On the evening of January 8, SEC Chairman Gary Gensler once again stated on X platform that individuals providing cryptocurrency investment/services may violate applicable laws, including federal securities laws, emphasizing that investing in cryptocurrency assets may come with extremely high risks and often involves severe volatility. Many major platforms and cryptocurrency assets have experienced bankruptcy and/or devaluation, and the investment environment is rife with various fraudulent activities.
Considering that Gary expressed similar remarks before the approval of the 21 futures ETF, some even consider it a signal for approval. Also this morning, Perianne, the founder and CEO of the Chamber of Digital Commerce, tweeted that the U.S. Securities and Exchange Commission (SEC) has issued supplemental comments on the pending applicant's S-1.
On the other hand, it is quite interesting that there seems to be a possibility of further delay for the Bitcoin ETF. Fox Business reporter Eleanor Terrett wrote that although there is no expected timetable for the committee vote on the spot Bitcoin ETF, every member of the SEC committee has the right to request a review and a full committee vote when they deem it appropriate, even if the spot Bitcoin ETF has already been approved and authorized for allocation.
03 The game of news continues, caution is the key
As of now, the game of true and false news is still ongoing, only awaiting the final conclusion tomorrow, and the bullish sentiment in the market is still evident. According to Deribit data, a large number of Bitcoin call options are concentrated at a strike price of $50,000 expiring on January 26, but compared to early November, the premium of call options relative to put options has decreased from 8% to about 2%. The market sentiment score for Bitcoin has reached as high as 76 points—this is the highest score since Bitcoin hovered near $69,000 in mid-November 2021. Standard Chartered Bank, which never misses a hot topic, has once again come out to predict that under the drive of ETF, Bitcoin will soar by 344% to $250,000 by the end of next year.
But from the initial investment seed funds set by various ETFs, there does not seem to be such a high purchasing power at the moment. Currently, the highest initial investment for the new ETF, Bitwise, is only $500,000, although Pantera Capital has stated that once the spot Bitcoin ETF is approved, it intends to inject $200 million into Bitwise. Next is VanEck, which has injected $72.5 million. Big brother BlackRock has only injected a $10 million seed fund for its Bitcoin spot ETF, but according to VanEck, over $2 billion is waiting to be injected into BlackRock's Bitcoin spot ETF in the first week after it goes public.

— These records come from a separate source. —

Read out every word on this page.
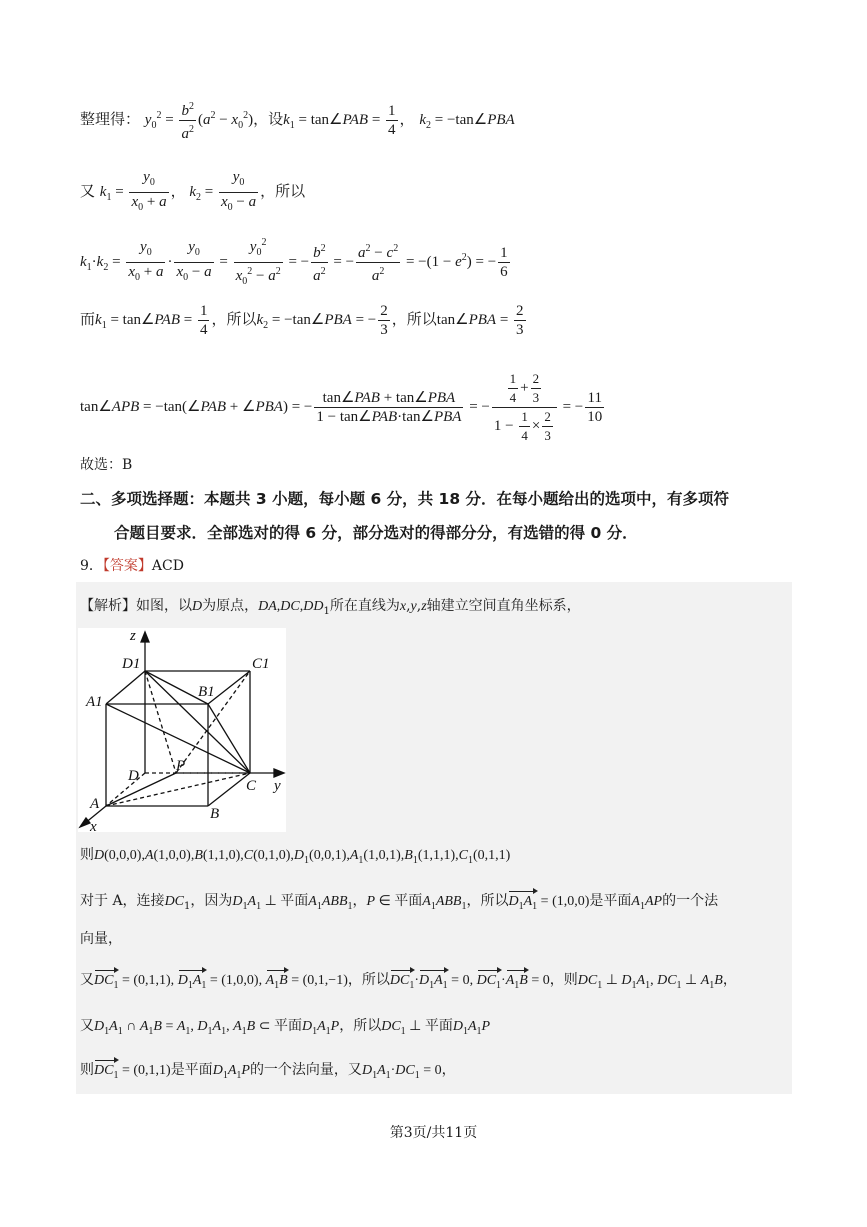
整理得： $y_0^2 = \frac{b^2}{a^2} (a^2 - x_0^2)$，设$k_1$ = tan∠PAB = $\frac{1}{4}$ ， $k_2$ = −tan∠PBA
又 $k_1 = \frac{y_0}{x_0 + a}$ ， $k_2 = \frac{y_0}{x_0 - a}$ ，所以
$k_1\cdot k_2 = \frac{y_0}{x_0 + a} \cdot \frac{y_0}{x_0 - a} = \frac{y_0^2}{x_0^2 - a^2}$ = − $\frac{b^2}{a^2}$ = − $\frac{a^2 - c^2}{a^2} = -(1 - e^2)$ = − $\frac{1}{6}$
而$k_1$ = tan∠PAB = $\frac{1}{4}$ ，所以$k_2$ = −tan∠PBA = − $\frac{2}{3}$ ，所以tan∠PBA = $\frac{2}{3}$
tan∠APB = −tan(∠PAB + ∠PBA) = − $\frac{\text{tan∠PAB + tan∠PBA}}{\text{1 − tan∠PAB·tan∠PBA}}$ = − $\frac{\frac{1}{4} + \frac{2}{3}}{1 - \frac{1}{4} \times \frac{2}{3}}$ = − $\frac{11}{10}$
故选：B
二、多项选择题：本题共 3 小题，每小题 6 分，共 18 分．在每小题给出的选项中，有多项符
合题目要求．全部选对的得 6 分，部分选对的得部分分，有选错的得 0 分．
9．【答案】ACD
【解析】如图，以D为原点，$DA,DC,DD_1$所在直线为x,y,z轴建立空间直角坐标系，
z
D1	C1
A1
B1
D
P
C y
A
B
x
则$D(0,0,0),A(1,0,0),B(1,1,0),C(0,1,0),D_1(0,0,1),A_1(1,0,1),B_1(1,1,1),C_1(0,1,1)$
对于 A，连接$DC_1$，因为$D_1A_1$ ⊥ 平面$A_1ABB_1$，P ∈ 平面$A_1ABB_1$，所以$D_1A_1 = (1,0,0)$是平面$A_1AP$的一个法
向量，
又$DC_1 = (0,1,1)$, $D_1A_1 = (1,0,0)$, $A_1B = (0,1,-1)$，所以$DC_1\cdot D_1A_1 = 0$, $DC_1\cdot A_1B = 0$，则$DC_1$ ⊥ $D_1A_1$, $DC_1$ ⊥ $A_1B$，
又$D_1A_1$ ∩ $A_1B = A_1$, $D_1A_1$, $A_1B$ ⊂ 平面$D_1A_1P$，所以$DC_1$ ⊥ 平面$D_1A_1P$
则$DC_1 = (0,1,1)$是平面$D_1A_1P$的一个法向量，又$D_1A_1\cdot DC_1 = 0$，
第3页/共11页
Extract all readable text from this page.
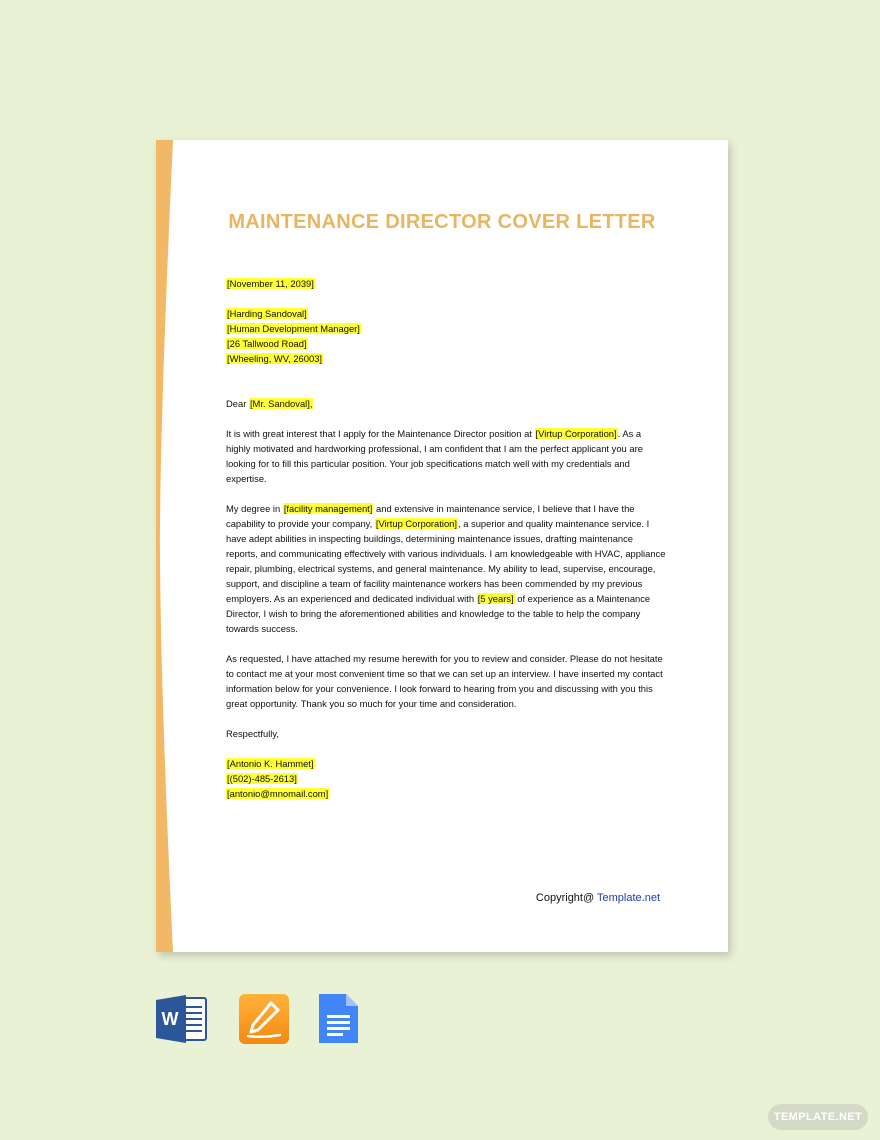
MAINTENANCE DIRECTOR COVER LETTER

[November 11, 2039]

[Harding Sandoval]
[Human Development Manager]
[26 Tallwood Road]
[Wheeling, WV, 26003]

Dear [Mr. Sandoval],

It is with great interest that I apply for the Maintenance Director position at [Virtup Corporation]. As a highly motivated and hardworking professional, I am confident that I am the perfect applicant you are looking for to fill this particular position. Your job specifications match well with my credentials and expertise.

My degree in [facility management] and extensive in maintenance service, I believe that I have the capability to provide your company, [Virtup Corporation], a superior and quality maintenance service. I have adept abilities in inspecting buildings, determining maintenance issues, drafting maintenance reports, and communicating effectively with various individuals. I am knowledgeable with HVAC, appliance repair, plumbing, electrical systems, and general maintenance. My ability to lead, supervise, encourage, support, and discipline a team of facility maintenance workers has been commended by my previous employers. As an experienced and dedicated individual with [5 years] of experience as a Maintenance Director, I wish to bring the aforementioned abilities and knowledge to the table to help the company towards success.

As requested, I have attached my resume herewith for you to review and consider. Please do not hesitate to contact me at your most convenient time so that we can set up an interview. I have inserted my contact information below for your convenience. I look forward to hearing from you and discussing with you this great opportunity. Thank you so much for your time and consideration.

Respectfully,

[Antonio K. Hammet]
[(502)-485-2613]
[antonio@mnomail.com]

Copyright@ Template.net
W
TEMPLATE.NET
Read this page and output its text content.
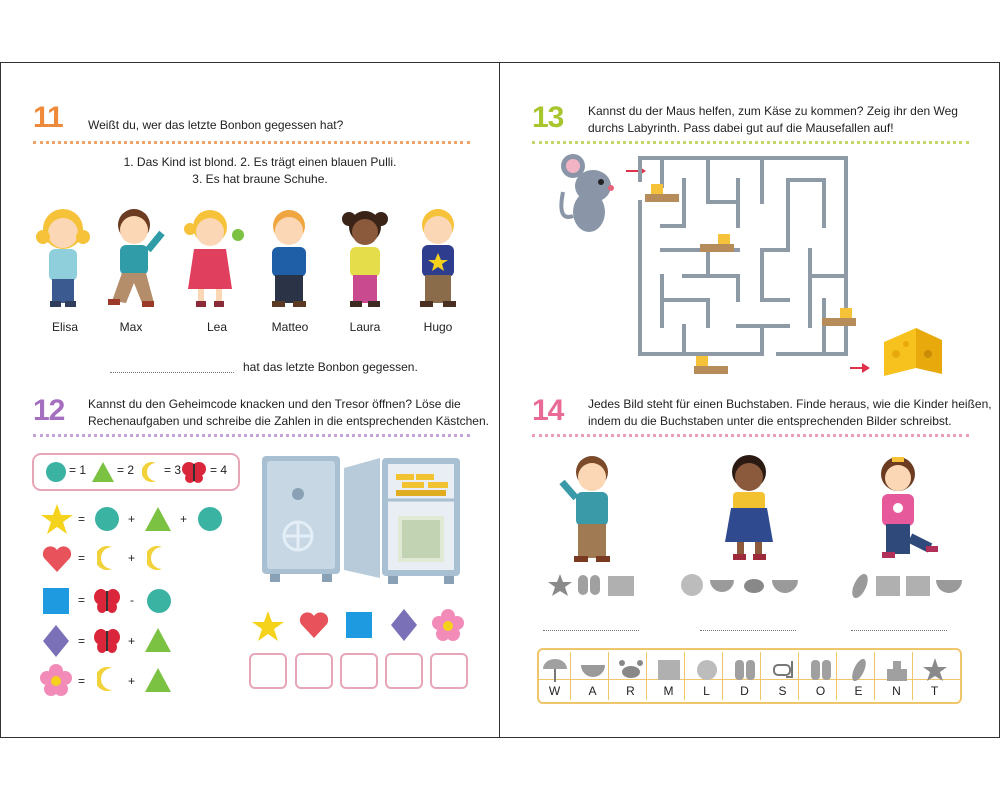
11 Weißt du, wer das letzte Bonbon gegessen hat?
1. Das Kind ist blond. 2. Es trägt einen blauen Pulli.
3. Es hat braune Schuhe.
Elisa	Max	Lea	Matteo	Laura	Hugo
hat das letzte Bonbon gegessen.
12 Kannst du den Geheimcode knacken und den Tresor öffnen? Löse die
Rechenaufgaben und schreibe die Zahlen in die entsprechenden Kästchen.
= 1	= 2 = 3 = 4
=	+	+
=	+
=	-
=	+
=	+
13 Kannst du der Maus helfen, zum Käse zu kommen? Zeig ihr den Weg
durchs Labyrinth. Pass dabei gut auf die Mausefallen auf!
14 Jedes Bild steht für einen Buchstaben. Finde heraus, wie die Kinder heißen,
indem du die Buchstaben unter die entsprechenden Bilder schreibst.
W	A	R	M	L	D	S	O	E	N	T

Of course, if some are not approved in January, other ETFs may be postponed to March, but the impact on market sentiment is self-evident. Looking at retail investors in the market, although most believe it can be approved and continue to increase, many also say they will buy put options to hedge risks.
Perhaps at this critical moment, caution is the key, after all, a 10% drop, while not much for the current price of Bitcoin, is still a significant loss for individuals.